Apparently, someone whose most memorable roles have been as neurotic nebbishes doesn't mind sharing humiliating youthful moments, none of which would be out of character for his Leo Bloom in "The Producers" or Dr. Frankenstein (which he pronounced "Frahnkenshteen") in "Young Frankenstein." Seven years of therapy probably helped: Wilder's first chapter begins as he walks nervously into psychiatrist Marjorie Wallis' Manhattan office in 1962, and the sessions with her become a framework for his account of his early life and career. A device that could have been cringe-inducing works remarkably well, with Wallis serving as a blunt Greek chorus ("your marriage stinks") who helps Wilder sort out, in particular, his complicated feelings about his chronically ill mother, whose suffering made him feel guilty about ever being happy.

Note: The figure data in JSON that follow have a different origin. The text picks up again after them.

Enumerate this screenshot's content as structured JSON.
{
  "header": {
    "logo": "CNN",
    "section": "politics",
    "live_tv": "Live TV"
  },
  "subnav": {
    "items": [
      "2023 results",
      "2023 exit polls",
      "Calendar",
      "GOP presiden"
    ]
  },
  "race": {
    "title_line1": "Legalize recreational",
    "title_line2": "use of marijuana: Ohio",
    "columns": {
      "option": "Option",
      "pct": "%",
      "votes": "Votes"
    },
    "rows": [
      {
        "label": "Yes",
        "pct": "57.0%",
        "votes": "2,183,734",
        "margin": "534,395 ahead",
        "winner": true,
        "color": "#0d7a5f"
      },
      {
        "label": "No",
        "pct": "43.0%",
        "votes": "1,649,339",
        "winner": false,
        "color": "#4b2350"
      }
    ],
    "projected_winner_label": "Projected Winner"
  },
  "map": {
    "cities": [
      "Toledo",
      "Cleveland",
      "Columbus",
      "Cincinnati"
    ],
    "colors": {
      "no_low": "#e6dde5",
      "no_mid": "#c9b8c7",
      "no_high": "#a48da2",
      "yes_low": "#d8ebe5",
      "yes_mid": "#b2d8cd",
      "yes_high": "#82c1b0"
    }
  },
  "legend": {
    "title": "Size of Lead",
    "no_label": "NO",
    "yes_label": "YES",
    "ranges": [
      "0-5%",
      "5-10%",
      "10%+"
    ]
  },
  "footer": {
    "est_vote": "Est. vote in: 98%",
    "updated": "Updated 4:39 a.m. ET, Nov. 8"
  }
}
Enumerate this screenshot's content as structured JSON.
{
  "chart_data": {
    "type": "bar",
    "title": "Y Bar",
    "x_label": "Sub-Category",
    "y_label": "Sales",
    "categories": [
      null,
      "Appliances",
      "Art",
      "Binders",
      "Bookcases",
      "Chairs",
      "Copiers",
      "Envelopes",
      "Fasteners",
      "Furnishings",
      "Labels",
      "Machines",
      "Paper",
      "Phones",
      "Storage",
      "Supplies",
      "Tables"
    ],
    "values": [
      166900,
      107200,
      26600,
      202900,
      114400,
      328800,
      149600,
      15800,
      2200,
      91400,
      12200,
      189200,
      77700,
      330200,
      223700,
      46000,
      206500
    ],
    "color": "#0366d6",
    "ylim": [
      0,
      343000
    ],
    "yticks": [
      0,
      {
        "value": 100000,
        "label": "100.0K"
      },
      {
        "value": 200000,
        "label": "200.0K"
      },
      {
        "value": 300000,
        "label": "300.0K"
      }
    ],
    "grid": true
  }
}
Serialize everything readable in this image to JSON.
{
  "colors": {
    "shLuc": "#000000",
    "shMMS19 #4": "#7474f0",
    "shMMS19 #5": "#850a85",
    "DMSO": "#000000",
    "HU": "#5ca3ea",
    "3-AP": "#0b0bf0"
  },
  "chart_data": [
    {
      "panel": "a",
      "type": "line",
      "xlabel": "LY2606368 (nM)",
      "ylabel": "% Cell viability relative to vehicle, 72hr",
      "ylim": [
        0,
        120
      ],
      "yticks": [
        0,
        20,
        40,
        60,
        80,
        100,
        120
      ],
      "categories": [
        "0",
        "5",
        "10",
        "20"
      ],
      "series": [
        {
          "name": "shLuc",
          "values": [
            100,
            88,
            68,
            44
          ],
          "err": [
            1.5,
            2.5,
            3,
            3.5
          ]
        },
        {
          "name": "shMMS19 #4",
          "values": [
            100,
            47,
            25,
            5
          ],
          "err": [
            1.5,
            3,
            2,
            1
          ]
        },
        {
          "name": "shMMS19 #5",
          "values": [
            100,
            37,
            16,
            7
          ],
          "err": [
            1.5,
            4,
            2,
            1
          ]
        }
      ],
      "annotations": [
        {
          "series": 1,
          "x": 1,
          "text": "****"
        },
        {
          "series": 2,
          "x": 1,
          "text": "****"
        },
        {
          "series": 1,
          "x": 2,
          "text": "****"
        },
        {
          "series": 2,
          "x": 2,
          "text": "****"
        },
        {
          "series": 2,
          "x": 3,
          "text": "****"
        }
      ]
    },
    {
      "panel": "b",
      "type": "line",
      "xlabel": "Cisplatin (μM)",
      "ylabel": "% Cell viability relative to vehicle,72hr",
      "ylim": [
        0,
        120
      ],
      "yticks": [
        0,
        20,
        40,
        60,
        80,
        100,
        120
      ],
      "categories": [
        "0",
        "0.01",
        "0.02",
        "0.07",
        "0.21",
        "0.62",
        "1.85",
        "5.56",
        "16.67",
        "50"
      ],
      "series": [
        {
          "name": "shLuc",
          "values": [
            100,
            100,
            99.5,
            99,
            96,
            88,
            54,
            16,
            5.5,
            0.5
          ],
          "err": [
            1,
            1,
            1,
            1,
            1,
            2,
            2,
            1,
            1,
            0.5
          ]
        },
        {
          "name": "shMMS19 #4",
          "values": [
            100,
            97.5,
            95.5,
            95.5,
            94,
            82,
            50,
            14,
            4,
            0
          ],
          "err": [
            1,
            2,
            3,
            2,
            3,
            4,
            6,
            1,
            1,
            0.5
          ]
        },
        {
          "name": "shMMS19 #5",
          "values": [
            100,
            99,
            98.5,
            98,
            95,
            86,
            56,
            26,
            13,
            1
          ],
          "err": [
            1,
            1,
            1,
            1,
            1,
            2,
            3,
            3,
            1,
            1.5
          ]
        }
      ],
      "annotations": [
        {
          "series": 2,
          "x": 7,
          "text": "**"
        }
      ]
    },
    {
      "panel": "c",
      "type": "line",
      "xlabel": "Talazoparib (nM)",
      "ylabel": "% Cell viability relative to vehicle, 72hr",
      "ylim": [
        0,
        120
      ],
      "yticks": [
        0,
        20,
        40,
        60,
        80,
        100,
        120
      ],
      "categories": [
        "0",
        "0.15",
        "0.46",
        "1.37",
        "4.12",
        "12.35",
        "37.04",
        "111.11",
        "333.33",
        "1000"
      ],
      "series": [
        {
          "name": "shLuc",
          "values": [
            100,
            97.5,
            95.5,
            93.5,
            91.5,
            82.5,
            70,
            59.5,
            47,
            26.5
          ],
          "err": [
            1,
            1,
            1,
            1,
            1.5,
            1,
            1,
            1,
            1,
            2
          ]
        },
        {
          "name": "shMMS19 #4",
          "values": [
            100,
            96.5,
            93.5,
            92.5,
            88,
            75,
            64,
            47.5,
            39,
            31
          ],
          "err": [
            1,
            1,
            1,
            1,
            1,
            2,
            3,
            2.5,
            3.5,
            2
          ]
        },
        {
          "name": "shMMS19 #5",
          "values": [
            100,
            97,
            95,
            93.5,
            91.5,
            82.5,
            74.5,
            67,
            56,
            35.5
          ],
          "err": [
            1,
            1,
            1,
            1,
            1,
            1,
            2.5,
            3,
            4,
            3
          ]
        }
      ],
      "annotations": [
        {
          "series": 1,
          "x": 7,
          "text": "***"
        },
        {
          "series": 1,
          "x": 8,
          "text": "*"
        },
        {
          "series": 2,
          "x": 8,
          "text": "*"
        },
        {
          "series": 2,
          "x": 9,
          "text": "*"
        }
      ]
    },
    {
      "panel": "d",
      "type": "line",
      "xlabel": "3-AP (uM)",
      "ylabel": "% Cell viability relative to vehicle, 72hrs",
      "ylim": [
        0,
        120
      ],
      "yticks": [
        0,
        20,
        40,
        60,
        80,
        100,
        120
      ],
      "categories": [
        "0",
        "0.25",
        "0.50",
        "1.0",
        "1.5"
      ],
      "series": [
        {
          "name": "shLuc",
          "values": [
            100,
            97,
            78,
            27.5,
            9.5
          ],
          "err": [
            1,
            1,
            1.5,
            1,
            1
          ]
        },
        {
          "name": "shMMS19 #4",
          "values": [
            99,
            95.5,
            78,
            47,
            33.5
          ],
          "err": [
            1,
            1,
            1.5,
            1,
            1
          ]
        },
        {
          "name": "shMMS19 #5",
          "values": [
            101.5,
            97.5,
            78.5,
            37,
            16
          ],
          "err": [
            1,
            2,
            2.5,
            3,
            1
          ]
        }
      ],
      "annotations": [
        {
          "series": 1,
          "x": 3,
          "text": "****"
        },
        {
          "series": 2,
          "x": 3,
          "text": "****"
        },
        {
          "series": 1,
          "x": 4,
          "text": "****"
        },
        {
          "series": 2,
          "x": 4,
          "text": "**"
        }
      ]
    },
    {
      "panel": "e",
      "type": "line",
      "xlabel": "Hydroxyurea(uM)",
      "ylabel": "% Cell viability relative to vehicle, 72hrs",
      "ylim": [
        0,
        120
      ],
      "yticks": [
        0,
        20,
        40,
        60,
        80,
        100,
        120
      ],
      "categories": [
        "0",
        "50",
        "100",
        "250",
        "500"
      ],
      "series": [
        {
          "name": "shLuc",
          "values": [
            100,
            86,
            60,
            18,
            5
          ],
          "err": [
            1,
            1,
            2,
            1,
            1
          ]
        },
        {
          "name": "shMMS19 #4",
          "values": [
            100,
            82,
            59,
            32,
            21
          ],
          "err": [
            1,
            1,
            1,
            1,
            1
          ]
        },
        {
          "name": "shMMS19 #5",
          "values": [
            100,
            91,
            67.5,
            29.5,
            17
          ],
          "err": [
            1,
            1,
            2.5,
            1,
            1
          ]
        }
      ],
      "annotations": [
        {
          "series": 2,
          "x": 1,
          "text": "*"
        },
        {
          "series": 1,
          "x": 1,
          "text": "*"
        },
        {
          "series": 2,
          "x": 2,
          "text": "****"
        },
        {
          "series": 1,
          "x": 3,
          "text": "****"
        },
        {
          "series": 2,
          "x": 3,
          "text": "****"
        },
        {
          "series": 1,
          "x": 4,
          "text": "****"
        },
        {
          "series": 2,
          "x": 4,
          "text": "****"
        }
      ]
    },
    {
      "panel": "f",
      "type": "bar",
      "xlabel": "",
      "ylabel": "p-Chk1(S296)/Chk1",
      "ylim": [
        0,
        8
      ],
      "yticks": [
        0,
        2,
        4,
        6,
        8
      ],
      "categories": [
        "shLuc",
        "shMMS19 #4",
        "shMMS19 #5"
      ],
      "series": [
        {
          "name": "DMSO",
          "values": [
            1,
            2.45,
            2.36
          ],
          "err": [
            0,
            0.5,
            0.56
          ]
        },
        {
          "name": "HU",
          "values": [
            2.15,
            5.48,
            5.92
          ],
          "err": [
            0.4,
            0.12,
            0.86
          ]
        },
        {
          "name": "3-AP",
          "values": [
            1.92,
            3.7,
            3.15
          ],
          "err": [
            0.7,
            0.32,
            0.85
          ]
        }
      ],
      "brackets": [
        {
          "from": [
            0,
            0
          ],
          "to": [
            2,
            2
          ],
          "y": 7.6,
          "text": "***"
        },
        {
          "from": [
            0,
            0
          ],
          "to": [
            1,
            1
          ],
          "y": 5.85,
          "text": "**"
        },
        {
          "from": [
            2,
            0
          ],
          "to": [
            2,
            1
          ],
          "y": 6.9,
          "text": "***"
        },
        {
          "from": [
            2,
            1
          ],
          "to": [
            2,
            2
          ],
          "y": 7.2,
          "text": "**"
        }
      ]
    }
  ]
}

Add a few years of Stanislavsky-based training and you begin to understand why Wilder's funniest performances exude a whiff of melancholy. "Make it real" was the imperative instilled by Method high priest Lee Strasberg, and Wilder carried it with him into comedy. It's amusing, and revealing, to learn that he used the memory of his shivering little dog for the hilarious scene in "The Producers" when he goes berserk because Zero Mostel has snatched his blue "blankie." You believe Wilder when he confides that he got hired for "Everything You Always Wanted to Know About Sex" because Woody Allen needed "an actor who could believably fall in love with a sheep and play it straight." Details about his second marriage and a difficult relationship with a stepdaughter reveal insecurities and neediness that Wilder, like any good actor, used in his work.